The dinner bell is ringing high in the Mission Mountains, and grizzly bears are heeding the call.
Every year in July, cutworm moths migrate from the plains toward the alpine highlands of the Mission Mountains, where the moths feed on late-blooming alpine wildflowers. Grizzly bears follow. The moths provide grizzlies with the highest source of protein available - even higher than feeding on deer.
The Confederated Salish and Kootenai Tribes have closed about 10,000 acres in the Mission Mountains Tribal Wilderness to let the grizzlies feed without human interruption.
McDonald Peak and the surrounding areas in the Mission Mountains Tribal Wilderness closed July 15 and will remain closed until Oct. 1.
Grizzly bears have historically gathered in this area to feed on army cutworm moths that concentrate in the areas during July, August and September.
Grizzlies also feed on the moths in Glacier National Park, though the Park only closes areas if the bears are close to campgrounds or trails on an as-needed basis.
The closure allows many bears to remain at high elevations longer each year and gain additional weight, which tribal spokesperson Germaine White said may result in fewer human confrontations when the grizzly bears go to lower elevations in the fall.
The moths arrive each year at the onset of the flowering season for the alpine flower communities, near the end of June and the first part of July.
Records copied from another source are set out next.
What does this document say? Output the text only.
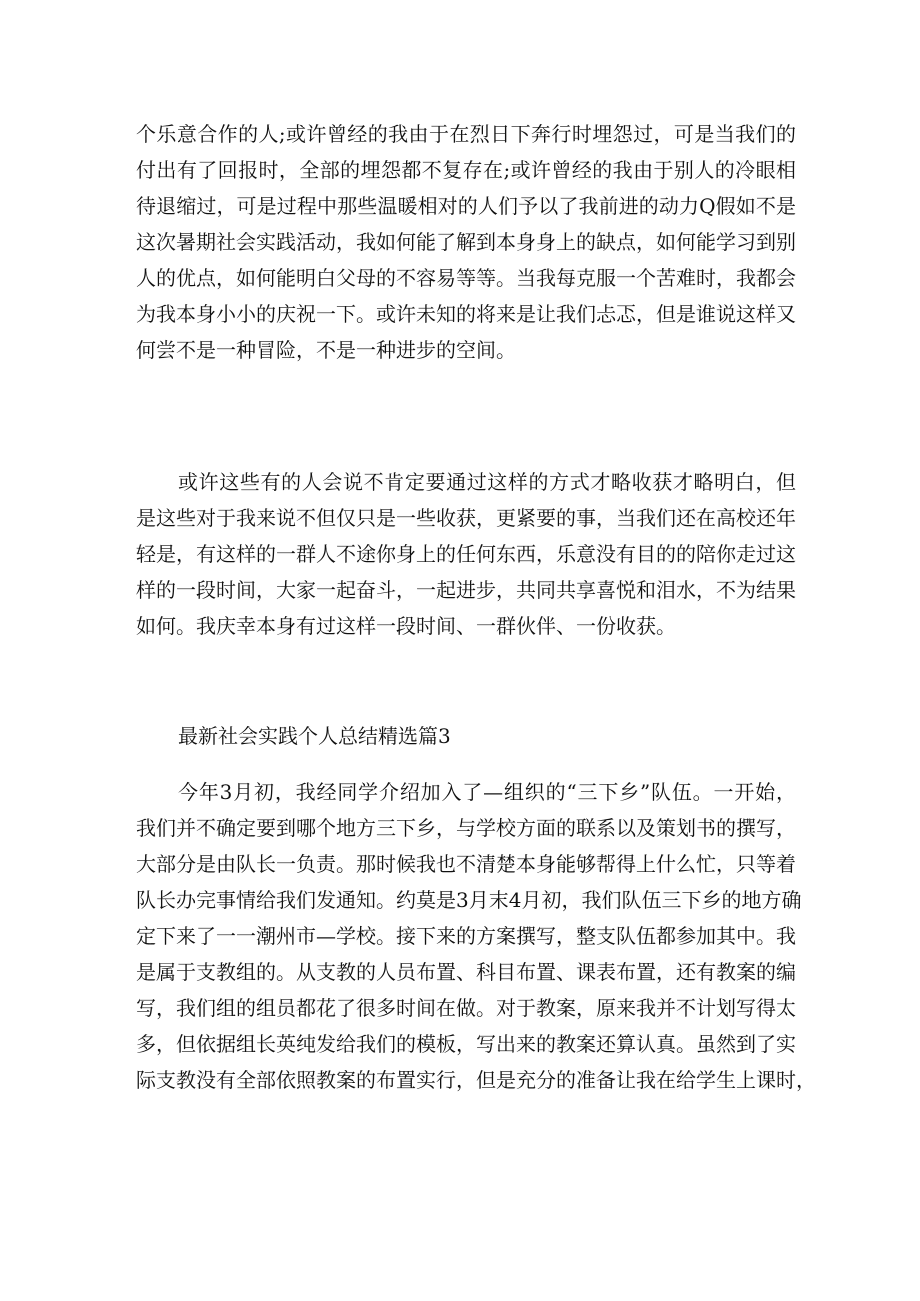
个乐意合作的人;或许曾经的我由于在烈日下奔行时埋怨过，可是当我们的
付出有了回报时，全部的埋怨都不复存在;或许曾经的我由于别人的冷眼相
待退缩过，可是过程中那些温暖相对的人们予以了我前进的动力Q假如不是
这次暑期社会实践活动，我如何能了解到本身身上的缺点，如何能学习到别
人的优点，如何能明白父母的不容易等等。当我每克服一个苦难时，我都会
为我本身小小的庆祝一下。或许未知的将来是让我们忐忑，但是谁说这样又
何尝不是一种冒险，不是一种进步的空间。
或许这些有的人会说不肯定要通过这样的方式才略收获才略明白，但
是这些对于我来说不但仅只是一些收获，更紧要的事，当我们还在高校还年
轻是，有这样的一群人不途你身上的任何东西，乐意没有目的的陪你走过这
样的一段时间，大家一起奋斗，一起进步，共同共享喜悦和泪水，不为结果
如何。我庆幸本身有过这样一段时间、一群伙伴、一份收获。
最新社会实践个人总结精选篇3
今年3月初，我经同学介绍加入了—组织的“三下乡”队伍。一开始，
我们并不确定要到哪个地方三下乡，与学校方面的联系以及策划书的撰写，
大部分是由队长一负责。那时候我也不清楚本身能够帮得上什么忙，只等着
队长办完事情给我们发通知。约莫是3月末4月初，我们队伍三下乡的地方确
定下来了一一潮州市—学校。接下来的方案撰写，整支队伍都参加其中。我
是属于支教组的。从支教的人员布置、科目布置、课表布置，还有教案的编
写，我们组的组员都花了很多时间在做。对于教案，原来我并不计划写得太
多，但依据组长英纯发给我们的模板，写出来的教案还算认真。虽然到了实
际支教没有全部依照教案的布置实行，但是充分的准备让我在给学生上课时，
The moths feed at night on the nectar of several flowers, including green bluebell, thick-leaved groundsel, mules-ears and elephant's head.
During the day, moths aggregated under the various rock formations, to seek shelter while metabolizing nectar. According to researcher Kate Kendall, the moths cluster throughout the talus and boulder fields.
Moth samples collected in late August were found to contain approximately 72 percent fat, 28 percent protein, and less than 1 percent carbohydrate. The high fat content produced a relatively high gross energy for moths in late summer compared to other available bear foods, according to research from Yellowstone National Park.
Both sexes of army cutworm moths return to the plains in the fall where adult females lay their eggs. Females returning to the plains in the fall had mature eggs and researchers concluded they mated sometime prior to their arrival. Based upon scientific observations of moths copulating at nectar feeding sites and at daytime aggregation sites, they found that a significant amount of reproductive behavior occurs during their alpine stay in the Mission Mountains.
The rise in fat content not only provides energy needed for fall migration back to the plains, but may also be important for sexual maturation and stimulating reproductive behavior, according to Kendall.
The army cutworm moth has been reported in North America for at least 200 years and was distributed from the Atlantic to the Rocky Mountains and from Canada to Texas. It was first noted to cause major crop damage in great numbers as early as 1743 in the New England area, and in 1861 caused massive crop damages in southern Illinois and Missouri.
But for grizzlies, the arrival of the moths signals a time to put on weight for the winter.